Das andere Problem betrifft die informalität, die Politik zur Bekämpfung des formalismus nicht nur wirksam, sondern die entgegengesetzten Ergebnisse produzieren, behauptet er. Informationen können nicht mit seltenen aggressiven Angriffen auf Bodenverkäufer gelöst werden, wenn Händler und Zoll diese Anbieter informell sein.
Um den Markt zu fördern, müssen sie klären, wie legislative Maßnahmen im Online-Handel durchgeführt werden, denn verschiedene Inspektoren denken immer anders daran und schaffen Probleme und helfen, Prozesser auf zweitrangige Banken zuzugreifen und die Steuerdirektion erkennt ihre Dokumente, wie sie von kompetenten Stellen im Staat lizenziert werden.
Umsatz in der EU
Nach Angaben von Eurostat steigen die Online-Käufe in der EU weiter, wie Daten aus der neuesten jährlichen Umfrage über die Nutzung der Informationstechnologie (TIK) in der Familie und in den Individuen angegeben.
Im Jahr 2022 hatten 91% der Menschen zwischen 16 und 74 Jahren in der EU das Internet genutzt, von denen 75% Waren oder Dienstleistungen für den privaten Gebrauch gekauft oder bestellt hatten. Der Prozentsatz der elektronischen Käufer stieg 2012 von 55% auf 75% bis 2022, eine Steigerung von 20 Prozentpunkten (pp).

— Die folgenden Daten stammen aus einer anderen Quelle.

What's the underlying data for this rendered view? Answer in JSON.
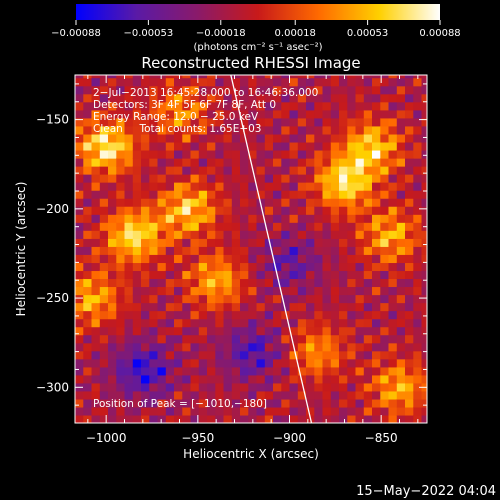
{
  "chart_data": {
    "type": "heatmap",
    "title": "Reconstructed RHESSI Image",
    "xlabel": "Heliocentric X (arcsec)",
    "ylabel": "Heliocentric Y (arcsec)",
    "xlim": [
      -1017,
      -825
    ],
    "ylim": [
      -320,
      -125
    ],
    "x_ticks": [
      -1000,
      -950,
      -900,
      -850
    ],
    "y_ticks": [
      -150,
      -200,
      -250,
      -300
    ],
    "x_tick_labels": [
      "−1000",
      "−950",
      "−900",
      "−850"
    ],
    "y_tick_labels": [
      "−150",
      "−200",
      "−250",
      "−300"
    ],
    "colorbar": {
      "range": [
        -0.00088,
        0.00088
      ],
      "tick_values": [
        -0.00088,
        -0.00053,
        -0.00018,
        0.00018,
        0.00053,
        0.00088
      ],
      "tick_labels": [
        "−0.00088",
        "−0.00053",
        "−0.00018",
        "0.00018",
        "0.00053",
        "0.00088"
      ],
      "unit_label": "(photons cm⁻² s⁻¹ asec⁻²)",
      "colors": [
        "#0000ff",
        "#5a1aa6",
        "#8a1a6a",
        "#c81a1a",
        "#ff6a00",
        "#ffd000",
        "#ffffff"
      ]
    },
    "annotations": [
      "2−Jul−2013 16:45:28.000 to 16:46:36.000",
      "Detectors: 3F 4F 5F 6F 7F 8F, Att 0",
      "Energy Range: 12.0 − 25.0 keV",
      "Clean     Total counts: 1.65E+03"
    ],
    "peak_label": "Position of Peak = [−1010,−180]",
    "limb_line": [
      [
        -932,
        -125
      ],
      [
        -888,
        -320
      ]
    ],
    "blobs": [
      {
        "x": -1000,
        "y": -165,
        "value": 0.00085
      },
      {
        "x": -985,
        "y": -215,
        "value": 0.0008
      },
      {
        "x": -1008,
        "y": -250,
        "value": 0.0006
      },
      {
        "x": -955,
        "y": -200,
        "value": 0.0007
      },
      {
        "x": -940,
        "y": -240,
        "value": 0.0006
      },
      {
        "x": -960,
        "y": -145,
        "value": 0.0005
      },
      {
        "x": -870,
        "y": -185,
        "value": 0.0008
      },
      {
        "x": -855,
        "y": -165,
        "value": 0.0007
      },
      {
        "x": -845,
        "y": -215,
        "value": 0.0006
      },
      {
        "x": -885,
        "y": -280,
        "value": 0.0005
      },
      {
        "x": -840,
        "y": -300,
        "value": 0.0006
      },
      {
        "x": -980,
        "y": -290,
        "value": -0.0006
      },
      {
        "x": -920,
        "y": -280,
        "value": -0.0005
      },
      {
        "x": -900,
        "y": -230,
        "value": -0.0004
      }
    ]
  },
  "timestamp": "15−May−2022 04:04"
}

Die höchsten Preise für Internetnutzer, die im Jahr 2022 Waren oder Dienstleistungen über das Internet gekauft oder bestellt haben, wurden in den Niederlanden (92%), Dänemark (90%) und Irland (89%). Auf der anderen Seite hatten weniger als 50% in Bulgarien online gekauft (49%).

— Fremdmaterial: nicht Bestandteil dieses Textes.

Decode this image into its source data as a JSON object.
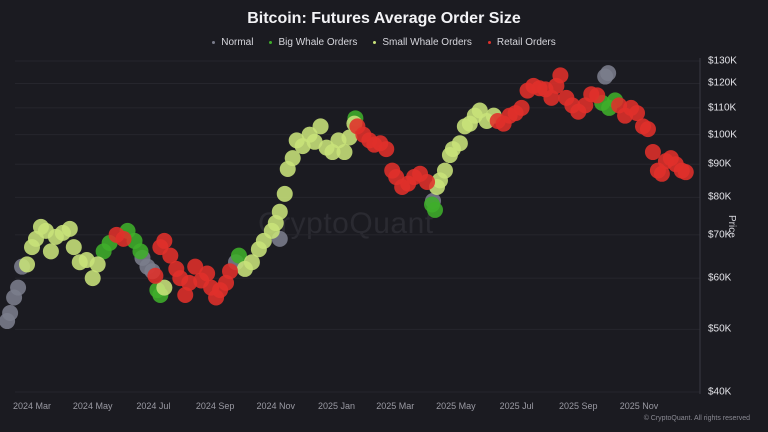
{
  "header": {
    "title": "Bitcoin: Futures Average Order Size"
  },
  "legend": [
    {
      "label": "Normal",
      "color": "#7b7d8c"
    },
    {
      "label": "Big Whale Orders",
      "color": "#3fae2a"
    },
    {
      "label": "Small Whale Orders",
      "color": "#c8e27a"
    },
    {
      "label": "Retail Orders",
      "color": "#e0302a"
    }
  ],
  "axes": {
    "y_label": "Price",
    "y_ticks": [
      "$130K",
      "$120K",
      "$110K",
      "$100K",
      "$90K",
      "$80K",
      "$70K",
      "$60K",
      "$50K",
      "$40K"
    ],
    "x_ticks": [
      "2024 Mar",
      "2024 May",
      "2024 Jul",
      "2024 Sep",
      "2024 Nov",
      "2025 Jan",
      "2025 Mar",
      "2025 May",
      "2025 Jul",
      "2025 Sep",
      "2025 Nov"
    ]
  },
  "watermark": "CryptoQuant",
  "footer": {
    "copyright": "© CryptoQuant. All rights reserved"
  },
  "chart_data": {
    "type": "scatter",
    "title": "Bitcoin: Futures Average Order Size",
    "xlabel": "",
    "ylabel": "Price",
    "y_scale": "log",
    "ylim": [
      40000,
      130000
    ],
    "x_range": [
      "2024-02",
      "2025-12"
    ],
    "grid": true,
    "legend_position": "top",
    "categories": [
      "Normal",
      "Big Whale Orders",
      "Small Whale Orders",
      "Retail Orders"
    ],
    "series": [
      {
        "name": "Normal",
        "color": "#7b7d8c",
        "points": [
          {
            "x": "2024-02-05",
            "y": 51500
          },
          {
            "x": "2024-02-08",
            "y": 53000
          },
          {
            "x": "2024-02-12",
            "y": 56000
          },
          {
            "x": "2024-02-16",
            "y": 58000
          },
          {
            "x": "2024-02-20",
            "y": 62500
          },
          {
            "x": "2024-06-20",
            "y": 64500
          },
          {
            "x": "2024-06-25",
            "y": 62500
          },
          {
            "x": "2024-06-30",
            "y": 61500
          },
          {
            "x": "2024-09-22",
            "y": 63500
          },
          {
            "x": "2024-11-05",
            "y": 69000
          },
          {
            "x": "2025-04-08",
            "y": 79000
          },
          {
            "x": "2025-09-28",
            "y": 123000
          },
          {
            "x": "2025-10-01",
            "y": 124500
          }
        ]
      },
      {
        "name": "Big Whale Orders",
        "color": "#3fae2a",
        "points": [
          {
            "x": "2024-05-12",
            "y": 66000
          },
          {
            "x": "2024-05-18",
            "y": 68000
          },
          {
            "x": "2024-06-05",
            "y": 71000
          },
          {
            "x": "2024-06-12",
            "y": 68500
          },
          {
            "x": "2024-06-18",
            "y": 66000
          },
          {
            "x": "2024-07-05",
            "y": 57500
          },
          {
            "x": "2024-07-08",
            "y": 56500
          },
          {
            "x": "2024-09-25",
            "y": 65000
          },
          {
            "x": "2025-01-20",
            "y": 106000
          },
          {
            "x": "2025-04-07",
            "y": 78000
          },
          {
            "x": "2025-04-10",
            "y": 76500
          },
          {
            "x": "2025-09-25",
            "y": 112000
          },
          {
            "x": "2025-10-02",
            "y": 110000
          },
          {
            "x": "2025-10-08",
            "y": 113000
          }
        ]
      },
      {
        "name": "Small Whale Orders",
        "color": "#c8e27a",
        "points": [
          {
            "x": "2024-02-25",
            "y": 63000
          },
          {
            "x": "2024-03-01",
            "y": 67000
          },
          {
            "x": "2024-03-05",
            "y": 69000
          },
          {
            "x": "2024-03-10",
            "y": 72000
          },
          {
            "x": "2024-03-15",
            "y": 71000
          },
          {
            "x": "2024-03-20",
            "y": 66000
          },
          {
            "x": "2024-03-25",
            "y": 69500
          },
          {
            "x": "2024-04-01",
            "y": 70500
          },
          {
            "x": "2024-04-08",
            "y": 71500
          },
          {
            "x": "2024-04-12",
            "y": 67000
          },
          {
            "x": "2024-04-18",
            "y": 63500
          },
          {
            "x": "2024-04-25",
            "y": 64000
          },
          {
            "x": "2024-05-01",
            "y": 60000
          },
          {
            "x": "2024-05-06",
            "y": 63000
          },
          {
            "x": "2024-07-12",
            "y": 58000
          },
          {
            "x": "2024-10-01",
            "y": 62000
          },
          {
            "x": "2024-10-08",
            "y": 63500
          },
          {
            "x": "2024-10-15",
            "y": 66500
          },
          {
            "x": "2024-10-20",
            "y": 68500
          },
          {
            "x": "2024-10-28",
            "y": 71000
          },
          {
            "x": "2024-11-01",
            "y": 73000
          },
          {
            "x": "2024-11-05",
            "y": 76000
          },
          {
            "x": "2024-11-10",
            "y": 81000
          },
          {
            "x": "2024-11-13",
            "y": 88500
          },
          {
            "x": "2024-11-18",
            "y": 92000
          },
          {
            "x": "2024-11-22",
            "y": 98000
          },
          {
            "x": "2024-11-28",
            "y": 96000
          },
          {
            "x": "2024-12-05",
            "y": 100000
          },
          {
            "x": "2024-12-10",
            "y": 97500
          },
          {
            "x": "2024-12-16",
            "y": 103000
          },
          {
            "x": "2024-12-22",
            "y": 95500
          },
          {
            "x": "2024-12-28",
            "y": 94000
          },
          {
            "x": "2025-01-03",
            "y": 98000
          },
          {
            "x": "2025-01-09",
            "y": 94000
          },
          {
            "x": "2025-01-14",
            "y": 99000
          },
          {
            "x": "2025-01-19",
            "y": 104000
          },
          {
            "x": "2025-04-12",
            "y": 83000
          },
          {
            "x": "2025-04-15",
            "y": 85000
          },
          {
            "x": "2025-04-20",
            "y": 88000
          },
          {
            "x": "2025-04-25",
            "y": 93000
          },
          {
            "x": "2025-04-28",
            "y": 95000
          },
          {
            "x": "2025-05-05",
            "y": 97000
          },
          {
            "x": "2025-05-10",
            "y": 103000
          },
          {
            "x": "2025-05-15",
            "y": 104000
          },
          {
            "x": "2025-05-20",
            "y": 107000
          },
          {
            "x": "2025-05-25",
            "y": 109000
          },
          {
            "x": "2025-06-01",
            "y": 105000
          },
          {
            "x": "2025-06-08",
            "y": 107000
          }
        ]
      },
      {
        "name": "Retail Orders",
        "color": "#e0302a",
        "points": [
          {
            "x": "2024-05-25",
            "y": 70000
          },
          {
            "x": "2024-06-01",
            "y": 69000
          },
          {
            "x": "2024-07-03",
            "y": 60500
          },
          {
            "x": "2024-07-08",
            "y": 67000
          },
          {
            "x": "2024-07-12",
            "y": 68500
          },
          {
            "x": "2024-07-18",
            "y": 65000
          },
          {
            "x": "2024-07-24",
            "y": 62000
          },
          {
            "x": "2024-07-28",
            "y": 60000
          },
          {
            "x": "2024-08-02",
            "y": 56500
          },
          {
            "x": "2024-08-06",
            "y": 59000
          },
          {
            "x": "2024-08-12",
            "y": 62500
          },
          {
            "x": "2024-08-18",
            "y": 59500
          },
          {
            "x": "2024-08-24",
            "y": 61000
          },
          {
            "x": "2024-08-28",
            "y": 58000
          },
          {
            "x": "2024-09-02",
            "y": 56000
          },
          {
            "x": "2024-09-06",
            "y": 57500
          },
          {
            "x": "2024-09-12",
            "y": 59000
          },
          {
            "x": "2024-09-16",
            "y": 61500
          },
          {
            "x": "2025-01-22",
            "y": 103000
          },
          {
            "x": "2025-01-28",
            "y": 100000
          },
          {
            "x": "2025-02-03",
            "y": 98000
          },
          {
            "x": "2025-02-08",
            "y": 96500
          },
          {
            "x": "2025-02-14",
            "y": 97000
          },
          {
            "x": "2025-02-20",
            "y": 95000
          },
          {
            "x": "2025-02-26",
            "y": 88000
          },
          {
            "x": "2025-03-02",
            "y": 86000
          },
          {
            "x": "2025-03-08",
            "y": 83000
          },
          {
            "x": "2025-03-14",
            "y": 84000
          },
          {
            "x": "2025-03-20",
            "y": 86000
          },
          {
            "x": "2025-03-26",
            "y": 87000
          },
          {
            "x": "2025-04-02",
            "y": 84500
          },
          {
            "x": "2025-06-12",
            "y": 105000
          },
          {
            "x": "2025-06-18",
            "y": 104000
          },
          {
            "x": "2025-06-24",
            "y": 107000
          },
          {
            "x": "2025-06-30",
            "y": 108000
          },
          {
            "x": "2025-07-06",
            "y": 110000
          },
          {
            "x": "2025-07-12",
            "y": 117000
          },
          {
            "x": "2025-07-18",
            "y": 119000
          },
          {
            "x": "2025-07-24",
            "y": 118000
          },
          {
            "x": "2025-07-30",
            "y": 117500
          },
          {
            "x": "2025-08-05",
            "y": 114000
          },
          {
            "x": "2025-08-10",
            "y": 119000
          },
          {
            "x": "2025-08-14",
            "y": 123500
          },
          {
            "x": "2025-08-20",
            "y": 114000
          },
          {
            "x": "2025-08-26",
            "y": 111000
          },
          {
            "x": "2025-09-01",
            "y": 108500
          },
          {
            "x": "2025-09-08",
            "y": 111000
          },
          {
            "x": "2025-09-14",
            "y": 115500
          },
          {
            "x": "2025-09-20",
            "y": 115000
          },
          {
            "x": "2025-10-12",
            "y": 111000
          },
          {
            "x": "2025-10-18",
            "y": 107000
          },
          {
            "x": "2025-10-24",
            "y": 110000
          },
          {
            "x": "2025-10-30",
            "y": 108000
          },
          {
            "x": "2025-11-05",
            "y": 103000
          },
          {
            "x": "2025-11-10",
            "y": 102000
          },
          {
            "x": "2025-11-15",
            "y": 94000
          },
          {
            "x": "2025-11-20",
            "y": 88000
          },
          {
            "x": "2025-11-24",
            "y": 87000
          },
          {
            "x": "2025-11-28",
            "y": 91000
          },
          {
            "x": "2025-12-03",
            "y": 92000
          },
          {
            "x": "2025-12-08",
            "y": 90000
          },
          {
            "x": "2025-12-14",
            "y": 88000
          },
          {
            "x": "2025-12-18",
            "y": 87500
          }
        ]
      }
    ]
  }
}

Zwischen 2012 und 2022 war die Zunahme besonders empfindlich in Estland (+47 pp), Ungarn (+43 pp), Tschechien und Rumänien (+41 pp).
Im Jahr 2022 waren die häufigsten Internet-Käufe von Waren Kleidung (einschließlich Sportkleidung), Schuhe oder Accessors (bestellt von 42 % der Internetnutzer).
Nach Bekleidungsausrüstung wurden 5 der häufigsten Internet-Käufe von physischen Gütern durch Sendungen aus Restaurants, Fast Food Chains und Cathering-Services (19%), Kosmetik, Schönheits- oder Wohlbefindensprodukte (17%), Möbel, Hauszugang oder Gartenprodukte, (16%) und gedruckte Bücher, Zeitschriften oder Zeitungen und Sportartikel (mit Ausnahme von Sportkleid) (zwei 14%) abgeschlossen.